British house prices rose by the most since 2004, jumping 13.4 per cent in June, compared with the same month a year ago, as demand stayed buoyant in the run-up to the stamp duty deadline.
In monthly terms, house prices were up 0.7 per cent on May, taking the average to £245,432 ($340,010) as buyers rushed to lock in the tax break offered by Chancellor of the Exchequer Rishi Sunak, which expires on June 30.
"While the strength is partly due to base effects, with June last year unusually weak due to the first lockdown, the market continues to show significant momentum," Nationwide's chief economist Robert Gardner said on Tuesday.
Britain's housing market has strengthened since Mr Sunak introduced the stamp duty holiday in July last year, after the shutdown of the property sector at the start of the pandemic.
The tax break offered buyers a saving of up to £15,000 on the first £500,000 of a property purchase.
The surge is also helping the super-prime market in central London to recover, with purchasers with a combined budget of £36.8 billion seeking homes in the capital worth more than £10 million, according to Knight Frank, as the quest for more space amid the remote-working trend influences buying decisions.
In the six months to the end of April, £817.4m was spent on super-prime property in London, 21 per cent higher than the figure recorded in the preceding six months, with 45 deals completed.
Buyers from the Middle East are playing a more active role in the UK market, said Knight Frank, accounting for 16 per cent of all UK property sold to overseas buyers in the first three months of this year.
This is the highest proportion of Middle East interest since the start of the pandemic in the UK.
While investment from the region is still below pre-Covid levels, activity is expected to pick up once international travel restrictions ease.
"From the Middle East, we are seeing pent-up demand for London's super-prime property that we hope will be released as travel opens. The volumes of our inquiries for £10m-plus properties throughout central and outer London have lifted in recent months," said Henry Faun of Knight Frank.
“Based on the 12-month rolling average, in May 2021 there were 8.7 new buyers for every new super-prime property listed for sale. This was the highest figure in seven years and, in parallel, average super-prime prices increased by 0.6 per cent in the year to May, which was the first rise in more than three years.”
Danni Hewson, financial analyst at AJ Bell, said the June rise in UK house prices comes as no surprise as buyers rush to complete deals before the stamp duty holiday expires at midnight on Wednesday.
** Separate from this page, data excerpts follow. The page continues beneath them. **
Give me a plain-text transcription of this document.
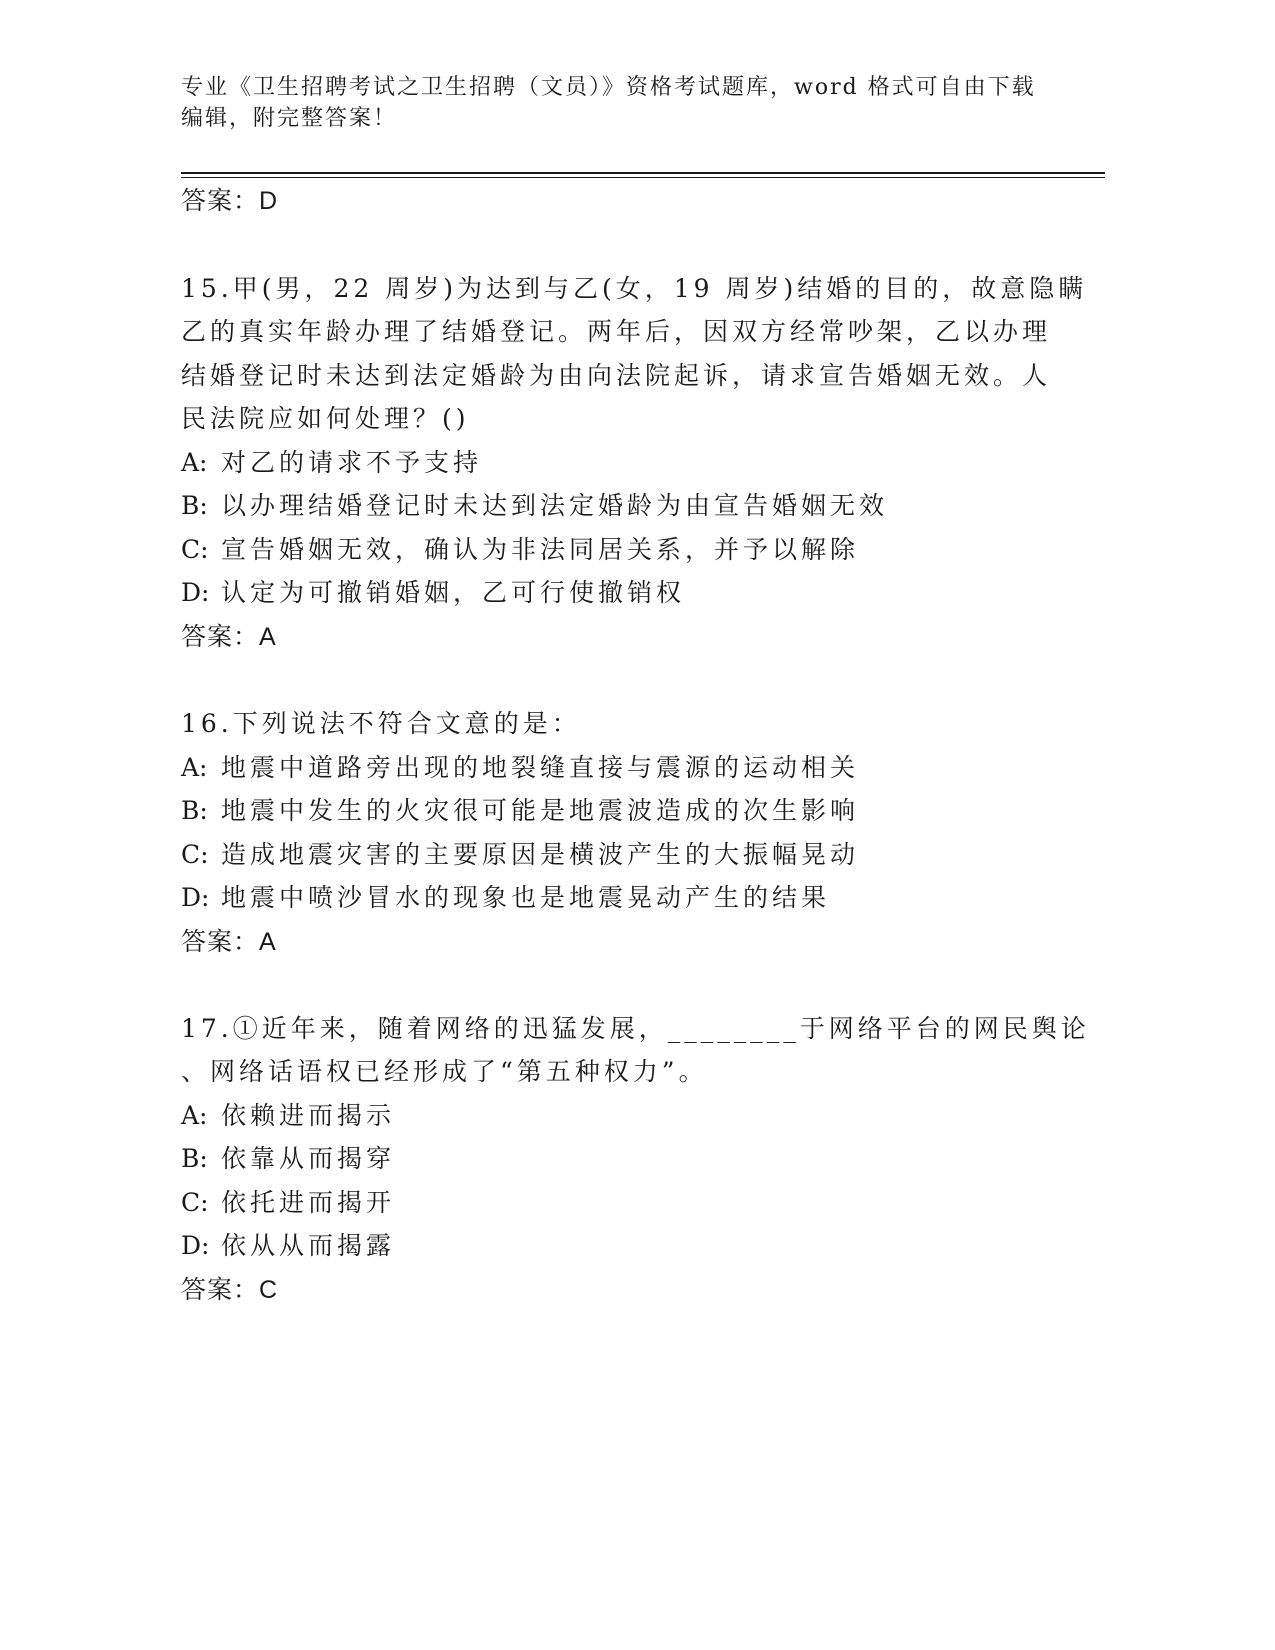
专业《卫生招聘考试之卫生招聘（文员）》资格考试题库，word 格式可自由下载
编辑，附完整答案！
答案：D
15.甲(男，22 周岁)为达到与乙(女，19 周岁)结婚的目的，故意隐瞒
乙的真实年龄办理了结婚登记。两年后，因双方经常吵架，乙以办理
结婚登记时未达到法定婚龄为由向法院起诉，请求宣告婚姻无效。人
民法院应如何处理？()
A: 对乙的请求不予支持
B: 以办理结婚登记时未达到法定婚龄为由宣告婚姻无效
C: 宣告婚姻无效，确认为非法同居关系，并予以解除
D: 认定为可撤销婚姻，乙可行使撤销权
答案：A
16.下列说法不符合文意的是：
A: 地震中道路旁出现的地裂缝直接与震源的运动相关
B: 地震中发生的火灾很可能是地震波造成的次生影响
C: 造成地震灾害的主要原因是横波产生的大振幅晃动
D: 地震中喷沙冒水的现象也是地震晃动产生的结果
答案：A
17.①近年来，随着网络的迅猛发展，________于网络平台的网民舆论
、网络话语权已经形成了“第五种权力”。
A: 依赖进而揭示
B: 依靠从而揭穿
C: 依托进而揭开
D: 依从从而揭露
答案：C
“Figures from Nationwide do show the rate of those price hikes is slowing, up just 0.7 per cent in June, compared with 1.7 per cent in May, but the average house price is now a record £245,432.
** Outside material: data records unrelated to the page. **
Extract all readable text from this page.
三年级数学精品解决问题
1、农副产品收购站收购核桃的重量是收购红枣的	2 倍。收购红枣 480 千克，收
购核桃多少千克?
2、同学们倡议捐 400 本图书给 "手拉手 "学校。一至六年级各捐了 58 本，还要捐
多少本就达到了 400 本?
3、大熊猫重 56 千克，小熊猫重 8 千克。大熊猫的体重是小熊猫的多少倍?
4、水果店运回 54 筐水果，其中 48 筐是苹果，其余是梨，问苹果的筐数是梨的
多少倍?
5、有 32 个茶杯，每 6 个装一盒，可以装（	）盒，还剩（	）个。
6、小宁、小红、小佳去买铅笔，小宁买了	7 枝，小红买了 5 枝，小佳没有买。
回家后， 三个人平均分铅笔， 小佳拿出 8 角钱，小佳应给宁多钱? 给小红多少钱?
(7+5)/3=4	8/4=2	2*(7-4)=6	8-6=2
“That number is important because it will still qualify for the nil-rate band under the stamp duty holiday, keeping the fires kindled until the end of September.”
From July 1, the threshold for the stamp duty holiday drops to £250,000 until September 1.
However, Ms Hewson said other factors fuelling the market include low interest rates and the availability of low deposit deals.
"The pandemic has also spurred the market on, changing our preferences. What was top of people's wish lists two years ago is a distant memory with the potential to spin out working from home indefinitely or, at least, on a part-time basis, expanding the geographical map for many and adding home office to the list of demands," she said.
“This shift is unlikely to revert back and is expected to keep the market toasty for the months to come. The X factor will be unemployment. How many people will still be in a job once the furlough scheme ends? How many mortgage holidays will result in quick sales? There is no getting away from the fact that the next few months will be difficult for many people once support is withdrawn.”